We have the Hubris to start or further projects bigger than ourselves. We have the Humility to share those projects with others, to collaborate, to build. To see our ideas evolve. 

If we don’t own this, as my anonymous counselor in the middle of a DC street informed me, we deny our own impact and therefore undervalue the impact of others.

She stared at me, into my teared up eyes and said, “Thank … you.”

And Jim Benson said, “You’re welcome.

Practicality: What do We Do With Humble Hubris?

“You’re welcome” is an acknowledgement that you have had impact and that your impact was recognized by those you work with. It is saying, “I did this for you, with you, and because of you.” It is the essence of successful collaboration. If you mean it, it is the embodiment of Humble Hubris.

In your teams, companies, agencies, churches, whatever, leadership as an action requires the valuing of positive impact of the people gathered. This means they need the opportunity to act and healthy recognition when they do. Above all, we need to build the expectation that people will indeed act when appropriate.

Ask yourself, how you take things for granted and start with the person you have the most boring meetings with: yourself.

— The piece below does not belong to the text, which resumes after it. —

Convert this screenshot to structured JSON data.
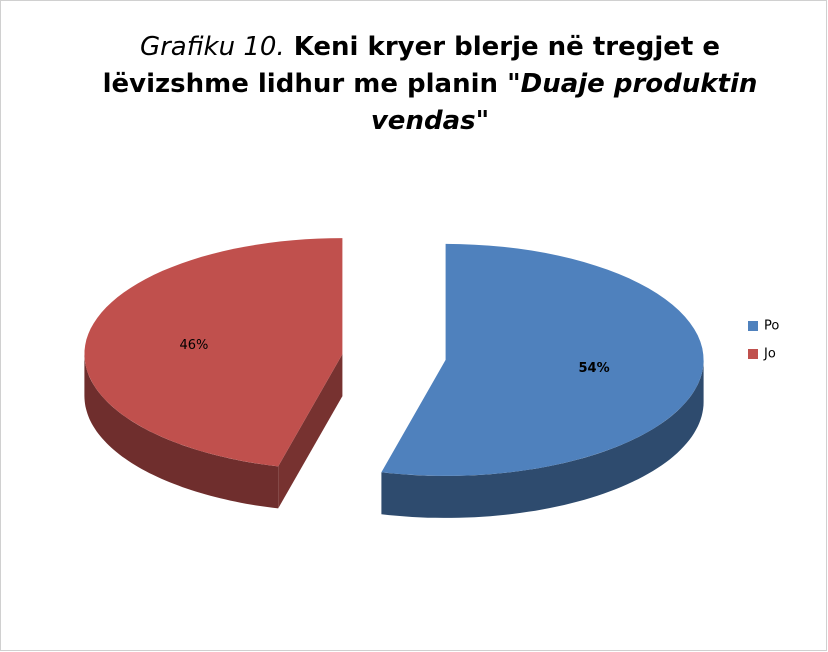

  • How do you take yourself and others for granted?
  • How do you deny people credit for having positive impact with dismissive statements like That’s just your job.
  • Where are there barriers to action…rules, centralized decision makers, policies…that actively stop people from acting like responsible professionals?
  • What do we do that makes proper action unclear or a personal threat?


These are the enemies of Humble Hubris…of having the guts to act in a way that improves things. 

This story, this write up, is not in The Collaboration Equation. Other stories are. More professional stories. But this holiday season, when so many people are actively fighting with their families, when we are so divided, when work is alienating … I wanted to tell a very personal story.

Own your impact and in doing so, see the real impact of everyone else. Let’s practically value other people for a change and, as Deming said, Make a Better World.